Playing like a perfect blend of Paddington’s whimsy (and CGI technology) and the cartoonish shenanigans of Home Alone and the Looney Toons cartoons, Peter Rabbit appeals squarely to the pre-teen and younger set, while also giving adults enough to enjoy that they’ll be able to avoid constant eye-rolls.
James Corden provides the voice of the titular rabbit, who spends his days trying to pilfer from the veggie garden of old Mr. McGregor (Sam Neill) in the English countryside. Peter’s sisters Flopsy (Margot Robbie), Mopsy (Elizabeth Debicki), and Cottontail (Daisy Ridley) are along for the ride, too, along with many of the original characters from Potter’s classic books.
When McGregor keels over from a heart attack, his great nephew Thomas (Domhnall Gleeson) inherits the house and garden, but he’s a city guy angling for a promotion at Harrod’s and only wants to sell the house and get back to London.
Peter and his friends, meanwhile, have moved into the vacated house and made a mess of the place while enjoying the unfettered garden access. When Thomas arrives to inspect his inheritance, the movie kicks into gear, as the faceoff between man and rabbit gets underway.
Echoing the goofball violence from Home Alone, the movie provides plenty of opportunity for both Thomas and Peter to devise a variety of torturous methods to make the other vacate the premises.

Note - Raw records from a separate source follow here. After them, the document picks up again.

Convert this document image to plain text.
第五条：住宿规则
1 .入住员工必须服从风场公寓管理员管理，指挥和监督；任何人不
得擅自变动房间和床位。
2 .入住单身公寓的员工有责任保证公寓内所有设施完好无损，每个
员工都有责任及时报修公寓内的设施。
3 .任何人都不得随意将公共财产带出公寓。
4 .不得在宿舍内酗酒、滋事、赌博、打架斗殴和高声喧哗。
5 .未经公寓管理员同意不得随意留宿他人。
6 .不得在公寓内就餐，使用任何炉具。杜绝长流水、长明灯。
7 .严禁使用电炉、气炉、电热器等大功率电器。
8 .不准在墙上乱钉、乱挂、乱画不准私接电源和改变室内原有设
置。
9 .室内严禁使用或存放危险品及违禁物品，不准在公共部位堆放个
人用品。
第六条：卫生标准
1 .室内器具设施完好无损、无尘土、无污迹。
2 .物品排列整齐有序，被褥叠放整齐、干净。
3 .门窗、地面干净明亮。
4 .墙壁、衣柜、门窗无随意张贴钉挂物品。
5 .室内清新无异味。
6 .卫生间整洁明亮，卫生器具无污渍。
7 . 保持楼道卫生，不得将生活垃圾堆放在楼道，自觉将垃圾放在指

From electrical fences to dynamite, nothing is off limits, and heaping helpings of slapsticky violence ensue.
Complicating things is Bea (Rose Bryne), the comely neighbor who has befriended Peter and his buddies and who spends her days creating paintings of them. When she and Thomas end up falling for each other, Peter is left out in the cold, and the war between man and bunny escalates. Feelings are hurt, accusations fly, and things naturally get way, way out of hand.
Director Will Gluck (Easy A, Friends with Benefits) ensures Peter Rabbit walks the fine line between cute little kids movie and Three Stooges-esque comedy, infusing the film with just enough heart to keep the whole family invested. And the witty script, which Gluck co-wrote with Rob Leiber, gives the voice cast (and the real-life humans) plenty to work with. It may not resemble anything close to what Beatrix Potter created more than a hundred years ago, but today’s Peter Rabbit is still a marvelously fun way to while away ninety minutes.